Sunday, April 5, 2015

Gender Roles in the Hunger Games

Gender roles are social norms and behaviors that a society accepts as normal for the specific genders. These can be very different depending on the culture as the culture and people are different and have different beliefs. The Hunger Games trilogy shows examples of breaking gender roles and how Katniss even is forced to be in her gender role when she gets to the Captiol.
According to our society, females are usually perceived as weak and always needing a man to do things and be there for them but they are also usually shown in the media and text as a sexual symbol and always on the chase for a man. In the Hunger Games trilogy, Katniss is not seen in this frame of femininity as she is strong and does most stuff by herself. After her father dies, she steps into the role of provider for her family, which is usually reserved as a male role. She goes hunting and sells in the black market called the Hob. In their essay "'Killer' Katniss and 'Lover Boy' Peeta," Ellyn Lem and Holly Hassel say "[Katniss] steps into the void left by her father[...]her willingness to take up hunting was essential to the family's survival. The reverse side of this independence  and autonomy is her resentment at having to accept help."(Pharr and Clark,123). We have all heard about people complaining about men never asking for directions or trying to do things on there own and that is exactly how Katniss is. She is stubborn and does not want to accept help because it might show that she is weak.
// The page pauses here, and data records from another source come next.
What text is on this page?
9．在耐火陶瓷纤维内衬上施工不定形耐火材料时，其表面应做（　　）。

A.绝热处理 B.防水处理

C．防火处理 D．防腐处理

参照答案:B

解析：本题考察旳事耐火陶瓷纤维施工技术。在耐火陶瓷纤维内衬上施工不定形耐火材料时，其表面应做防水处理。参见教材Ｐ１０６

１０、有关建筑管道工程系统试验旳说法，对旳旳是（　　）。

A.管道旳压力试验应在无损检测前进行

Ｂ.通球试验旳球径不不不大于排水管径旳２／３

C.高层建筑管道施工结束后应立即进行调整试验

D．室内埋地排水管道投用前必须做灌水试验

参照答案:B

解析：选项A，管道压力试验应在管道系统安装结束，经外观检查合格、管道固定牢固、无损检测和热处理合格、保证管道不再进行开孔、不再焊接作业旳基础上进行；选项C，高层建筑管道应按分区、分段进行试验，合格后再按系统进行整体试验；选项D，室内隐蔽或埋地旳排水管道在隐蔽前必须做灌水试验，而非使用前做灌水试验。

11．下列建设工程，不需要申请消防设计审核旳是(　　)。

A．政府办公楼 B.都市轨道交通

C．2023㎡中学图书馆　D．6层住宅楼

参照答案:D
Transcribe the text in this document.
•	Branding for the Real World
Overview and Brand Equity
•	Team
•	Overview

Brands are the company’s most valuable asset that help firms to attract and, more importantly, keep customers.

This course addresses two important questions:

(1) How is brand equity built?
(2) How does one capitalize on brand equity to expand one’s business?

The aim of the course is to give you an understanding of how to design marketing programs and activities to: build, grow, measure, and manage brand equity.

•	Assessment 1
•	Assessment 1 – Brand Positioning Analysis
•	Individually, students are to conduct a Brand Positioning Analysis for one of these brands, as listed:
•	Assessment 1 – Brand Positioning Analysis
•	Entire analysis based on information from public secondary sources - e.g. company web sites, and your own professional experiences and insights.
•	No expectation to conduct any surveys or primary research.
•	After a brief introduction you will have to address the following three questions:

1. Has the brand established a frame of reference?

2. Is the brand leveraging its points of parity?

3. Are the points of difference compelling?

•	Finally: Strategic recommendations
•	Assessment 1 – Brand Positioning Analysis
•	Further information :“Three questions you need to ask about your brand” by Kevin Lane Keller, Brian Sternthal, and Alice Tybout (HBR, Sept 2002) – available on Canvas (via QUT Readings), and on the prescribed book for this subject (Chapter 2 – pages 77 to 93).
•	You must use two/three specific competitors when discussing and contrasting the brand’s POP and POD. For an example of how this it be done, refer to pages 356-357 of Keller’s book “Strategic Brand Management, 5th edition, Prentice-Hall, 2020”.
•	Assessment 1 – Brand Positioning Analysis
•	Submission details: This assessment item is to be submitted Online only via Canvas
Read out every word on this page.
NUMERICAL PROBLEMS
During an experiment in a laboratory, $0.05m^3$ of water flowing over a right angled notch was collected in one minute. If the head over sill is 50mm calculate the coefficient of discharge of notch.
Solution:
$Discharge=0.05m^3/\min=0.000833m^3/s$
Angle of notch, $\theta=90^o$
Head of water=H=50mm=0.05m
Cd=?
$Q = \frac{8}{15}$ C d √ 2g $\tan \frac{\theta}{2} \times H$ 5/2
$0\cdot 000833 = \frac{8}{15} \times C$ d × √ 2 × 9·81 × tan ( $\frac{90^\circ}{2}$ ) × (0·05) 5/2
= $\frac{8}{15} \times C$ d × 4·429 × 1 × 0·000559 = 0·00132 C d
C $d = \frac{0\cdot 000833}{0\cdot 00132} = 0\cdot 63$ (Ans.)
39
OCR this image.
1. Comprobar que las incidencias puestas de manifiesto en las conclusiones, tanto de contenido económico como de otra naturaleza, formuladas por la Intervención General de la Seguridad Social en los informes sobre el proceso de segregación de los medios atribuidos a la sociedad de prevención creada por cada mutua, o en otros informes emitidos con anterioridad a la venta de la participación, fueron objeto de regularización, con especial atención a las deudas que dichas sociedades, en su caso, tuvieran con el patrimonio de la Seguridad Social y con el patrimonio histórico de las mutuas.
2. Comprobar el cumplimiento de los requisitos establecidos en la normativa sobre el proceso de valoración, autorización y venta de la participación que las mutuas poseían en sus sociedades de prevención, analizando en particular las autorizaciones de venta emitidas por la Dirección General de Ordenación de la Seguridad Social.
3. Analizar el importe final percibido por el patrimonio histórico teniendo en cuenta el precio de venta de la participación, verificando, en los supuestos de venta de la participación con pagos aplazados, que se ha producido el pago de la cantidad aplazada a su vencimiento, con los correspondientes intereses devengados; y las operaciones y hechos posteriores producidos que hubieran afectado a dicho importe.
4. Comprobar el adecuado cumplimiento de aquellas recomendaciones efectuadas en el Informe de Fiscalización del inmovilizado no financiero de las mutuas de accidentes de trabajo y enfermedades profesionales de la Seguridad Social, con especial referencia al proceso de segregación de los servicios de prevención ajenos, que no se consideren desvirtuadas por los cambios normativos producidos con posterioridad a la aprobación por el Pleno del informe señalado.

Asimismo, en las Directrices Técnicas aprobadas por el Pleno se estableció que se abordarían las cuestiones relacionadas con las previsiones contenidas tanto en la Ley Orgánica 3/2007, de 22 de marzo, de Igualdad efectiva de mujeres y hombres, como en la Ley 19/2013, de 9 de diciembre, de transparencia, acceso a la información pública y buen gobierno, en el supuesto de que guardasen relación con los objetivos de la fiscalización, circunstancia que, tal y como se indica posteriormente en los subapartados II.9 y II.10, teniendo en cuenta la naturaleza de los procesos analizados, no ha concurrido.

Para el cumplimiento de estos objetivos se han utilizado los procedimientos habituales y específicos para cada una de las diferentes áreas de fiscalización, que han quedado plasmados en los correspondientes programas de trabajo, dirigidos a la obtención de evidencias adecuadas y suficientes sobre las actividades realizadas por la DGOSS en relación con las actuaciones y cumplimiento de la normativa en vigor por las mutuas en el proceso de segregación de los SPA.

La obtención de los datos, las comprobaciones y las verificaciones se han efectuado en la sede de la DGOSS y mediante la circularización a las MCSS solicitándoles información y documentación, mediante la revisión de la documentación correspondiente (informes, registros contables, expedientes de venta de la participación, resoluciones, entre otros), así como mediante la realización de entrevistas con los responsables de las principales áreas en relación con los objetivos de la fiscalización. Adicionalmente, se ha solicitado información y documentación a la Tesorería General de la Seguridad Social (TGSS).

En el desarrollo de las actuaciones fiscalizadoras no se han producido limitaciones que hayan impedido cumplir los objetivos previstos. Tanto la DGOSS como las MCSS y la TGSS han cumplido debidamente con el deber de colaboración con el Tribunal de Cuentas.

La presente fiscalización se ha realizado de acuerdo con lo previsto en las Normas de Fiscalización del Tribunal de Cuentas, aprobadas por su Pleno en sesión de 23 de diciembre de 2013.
 Even though she may seem as the very masculine character, Katniss also maintains plenty of feminine qualities. During Dr. Sara Raley's lecture, we listed many of the qualities in which Katniss posesses and placed them into masculine and feminine categories.Some of the qualities under the feminine category were that she is attractive, quiet, small and fragile, a caretaker, and that she uses a bow and arrow. In total, the masculine and feminine qualities were fairly even ans showed that Katniss has a good balance of both gender roles. Katniss becomes more feminine as they remake her in the Capitol when they are preparing her for the parade. They shave her legs, pluck her eyebrows and make her into the ideal female beauty figure. After her and Peeta win the Hunger Games the first time, the Capitol almost gives her a boob job to make her look more feminine and presentable to the people of Panem. This emphasizes that women are sexualized in the media and how even though Katniss is not the picture of femininity, they try to change her to fit into the feminine "box."
Gender roles are something that we should think about but it is not necessarily something that we have to conform to as Katniss shows us. She adjusts her ways as to what is necessary for the survival of her family and herself. She could have stayed in the female gender role along with her mother and Prim but then they probably would have died and then the whole trilogy would be way different.
Image result for Katniss capitol
In the Hunger Games, there is romance but it is not the main focus of the entire series. Amanda Firestone analyzes the Twilight series and the main character Bella with Katniss in the Hunger Games series in her essay "Apples to Oranges." In the essay, she discusses how the Twilight series is focused around this relationship between Edward and Bella and in the Hunger Games series, the romance is on the side. Firestone mentions Pamela Regis' romance novel conventions which are "'Society Defined', 'The Meeting', 'The Barrier', 'The Attraction', 'The Declaration', 'Point of Ritual Death', 'The Recognition', and 'The Betrothal'"(Pharr and Clark, 211). Twilight fits all of these criteria yet The Hunger Games does not. Basically, the romance within Hunger Games should not be the focus because it is not the genre that the book is in.

"Of Bread, Blood and The Hunger Games: Critical Essays on the Suzanne Collins Trilogy" by Mary F. Pharr and Leisa A. Clark.